Home Health & Hospice Week

Oxygen:

DON'T GET BURNED BY A COMMON OXYGEN MYTH

It's a fire hazard, but it's not flammable.

The general public is prone to mistakenly think of oxygen as flammable - but it's also an error sometimes made by those who should know better.

In a recent story on the Federal Aviation Administration's decision to allow oxygen concentrators for air travel, Eli's Home Care Week referred to compressed oxygen as "flammable" (see HCW, Vol. XIV, No. 26).

That is incorrect. Oxygen is not flammable. In fact, oxygen is an oxidizer - a substance that supports combustion but is not itself flammable.

Referring to oxygen as flammable is a mistake Bob Roberts with Roberts Oxygen Co. of Gaithersburg, MD sees all too often.

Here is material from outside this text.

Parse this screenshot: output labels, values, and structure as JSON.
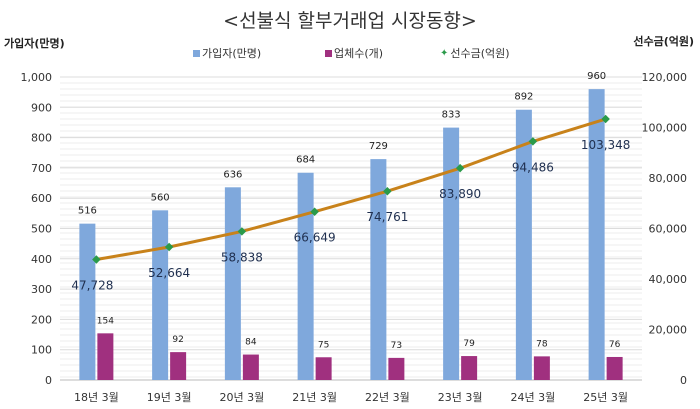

"To have a fire as we normally think of it, you need a flammable material - paper, wood, gasoline, something like that; a source of ignition, normally a spark or match; and oxygen or some other type of oxidizer," Roberts tells Eli. "Unfortunately, most adults have forgotten this science class lesson."

Even respiratory care experts sometimes confuse oxidizers and flammable substances. For example, a fact sheet on respiratory home health online at www.yourlunghealth.org - a Web site sponsored by the American Association of Respiratory Care in Irving, TX - makes the error.

"Because oxygen is flammable, you should stay at least five feet away from gas stoves, lighted fireplaces, candles, or any other open flame," it improperly states.

Beth Binkley, AARC's communication director, acknowledges that the information is wrong.

"Oxygen itself is not flammable," Binkley says, "but it does accelerate combustion and thus care must be taken that oxygen is not used in the presence of flammable products."